Ayrıca, ilave tediye alacağının hesaplanmasında, yukarıda açıklanan çalışma karşılığı olmayan hafta tatili ile ulusal bayram ve genel tatil günü için belirlenen günlük ücret hesap yöntemi esas alınarak, Bakanlar Kurulunca tespit edilen ilave tediye ödeme tarihindeki işçinin bir günlük ücreti dikkate alınmalıdır.
Somut uyuşmazlıkta, hükme esas alınan bilirkişi raporunda günlük ücret ile aylık ücrete dair kabuller ve dolayısıyla alacaklara yönelik hesaplamalar yukarıda açıklanan maddi ve hukuki olgulara uygun değildir.

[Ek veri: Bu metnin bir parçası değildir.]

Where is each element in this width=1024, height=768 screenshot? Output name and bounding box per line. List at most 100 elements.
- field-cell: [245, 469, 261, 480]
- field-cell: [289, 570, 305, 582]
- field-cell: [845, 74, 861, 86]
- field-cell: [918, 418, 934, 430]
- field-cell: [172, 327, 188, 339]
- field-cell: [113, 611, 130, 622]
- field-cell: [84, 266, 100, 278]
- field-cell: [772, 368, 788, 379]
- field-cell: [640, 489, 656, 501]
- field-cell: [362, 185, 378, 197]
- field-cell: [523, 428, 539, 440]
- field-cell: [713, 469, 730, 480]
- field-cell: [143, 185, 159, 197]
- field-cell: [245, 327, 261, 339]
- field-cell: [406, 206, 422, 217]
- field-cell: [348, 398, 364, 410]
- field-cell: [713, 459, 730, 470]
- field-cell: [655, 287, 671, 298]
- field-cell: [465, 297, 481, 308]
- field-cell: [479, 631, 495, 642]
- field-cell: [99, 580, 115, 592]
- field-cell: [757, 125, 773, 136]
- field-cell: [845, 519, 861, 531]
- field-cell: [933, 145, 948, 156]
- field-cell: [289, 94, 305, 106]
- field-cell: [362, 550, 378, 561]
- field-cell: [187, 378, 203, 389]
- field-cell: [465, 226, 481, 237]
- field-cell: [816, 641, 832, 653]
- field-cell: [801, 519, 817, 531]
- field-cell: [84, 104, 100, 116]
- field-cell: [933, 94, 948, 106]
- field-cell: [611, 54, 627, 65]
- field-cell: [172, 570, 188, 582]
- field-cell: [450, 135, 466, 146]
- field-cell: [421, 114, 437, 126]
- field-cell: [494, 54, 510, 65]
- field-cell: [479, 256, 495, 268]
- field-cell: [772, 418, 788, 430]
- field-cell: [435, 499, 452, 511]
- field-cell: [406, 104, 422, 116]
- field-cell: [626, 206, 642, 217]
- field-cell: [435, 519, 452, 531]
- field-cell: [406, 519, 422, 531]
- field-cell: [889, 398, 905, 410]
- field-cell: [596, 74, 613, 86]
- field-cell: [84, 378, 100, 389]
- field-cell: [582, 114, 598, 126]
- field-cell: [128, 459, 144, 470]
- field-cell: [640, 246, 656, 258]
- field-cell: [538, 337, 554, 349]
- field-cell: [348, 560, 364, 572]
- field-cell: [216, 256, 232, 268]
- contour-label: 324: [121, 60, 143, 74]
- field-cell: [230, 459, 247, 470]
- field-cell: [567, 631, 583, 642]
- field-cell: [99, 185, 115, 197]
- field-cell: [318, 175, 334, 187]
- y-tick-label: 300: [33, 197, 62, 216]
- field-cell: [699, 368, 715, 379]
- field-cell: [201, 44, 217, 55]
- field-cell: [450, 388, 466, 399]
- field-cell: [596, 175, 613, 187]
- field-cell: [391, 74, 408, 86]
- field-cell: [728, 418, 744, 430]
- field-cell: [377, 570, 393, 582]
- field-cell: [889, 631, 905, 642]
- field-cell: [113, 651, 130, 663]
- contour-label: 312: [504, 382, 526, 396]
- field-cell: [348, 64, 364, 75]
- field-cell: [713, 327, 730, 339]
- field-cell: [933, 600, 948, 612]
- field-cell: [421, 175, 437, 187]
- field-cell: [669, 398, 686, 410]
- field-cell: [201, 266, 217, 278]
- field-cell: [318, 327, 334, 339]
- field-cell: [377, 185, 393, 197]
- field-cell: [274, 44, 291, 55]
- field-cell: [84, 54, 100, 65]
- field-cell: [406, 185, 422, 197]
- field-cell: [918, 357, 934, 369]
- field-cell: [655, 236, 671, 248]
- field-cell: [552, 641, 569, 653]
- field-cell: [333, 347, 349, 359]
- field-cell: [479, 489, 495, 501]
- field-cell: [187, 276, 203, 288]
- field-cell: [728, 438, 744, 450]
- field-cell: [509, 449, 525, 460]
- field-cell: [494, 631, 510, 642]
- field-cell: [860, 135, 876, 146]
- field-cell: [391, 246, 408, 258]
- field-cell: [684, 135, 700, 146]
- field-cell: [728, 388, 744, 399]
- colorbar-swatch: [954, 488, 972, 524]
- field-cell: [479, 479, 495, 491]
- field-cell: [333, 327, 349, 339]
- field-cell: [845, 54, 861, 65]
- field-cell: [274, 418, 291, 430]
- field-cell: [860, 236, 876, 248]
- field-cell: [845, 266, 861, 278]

Anılan sebeple, yapılacak hesaplamalarda ilke kararında açıklanan esaslar doğrultusunda ücretin belirlenmesi ile dava konusu tüm alacakların yeniden değerlendirilmesi gereklidir.
3-Taraflar arasındaki çözümlenmesi gereken bir diğer uyuşmazlık davacının kıdem süresinin belirlenmesi noktasındadır.
Mahkemece hükme esas alınan bilirkişi raporunda davacının 03.06.2005 - 14.07.2010 tarihleri arası 30 gün süre ile kullanılan ücretsiz izin dışında kesintisiz olarak davalı işyerinde çalıştığı kabul edilmiş ise de davacının yalnızca 15 gün ücretsiz izin kullandığı ve dava dilekçesinde iş sözleşmesinin 10.07.2015 sona erdiğini beyan ettiği anlaşılmış olup davacının dava dilekçesindeki talebi ile bağlı kalınarak ve 15 gün ücretsiz izin kullandığı gözetilerek karar verilmelidir.Yanılgılı değerlendirme ile yazılı şekilde karar verilmesi isabetli olmayıp bozmayı gerektirmiştir.
Sonuç:
Temyiz olunan İlk Derece Mahkemesi kararının ve bu karara karşı istinaf başvurusunu esastan reddeden Bölge Adliye Mahkemesi kararının, yukarıda yazılı sebeplerden dolayı BOZULARAK ORTADAN KALDIRILMASINA, dosyanın kararı veren İlk Derece Mahkemesine, bozma kararının bir örneğinin ise kararı veren Bölge Adliye Mahkemesine gönderilmesine, davacı yararına takdir edilen 3.050,00 TL duruşma vekalet ücretinin karşı tarafa yükletilmesine, peşin alınan temyiz harcının istek halinde ilgililere iadesine, 09/03/2021 tarihinde oybirliği ile karar verildi.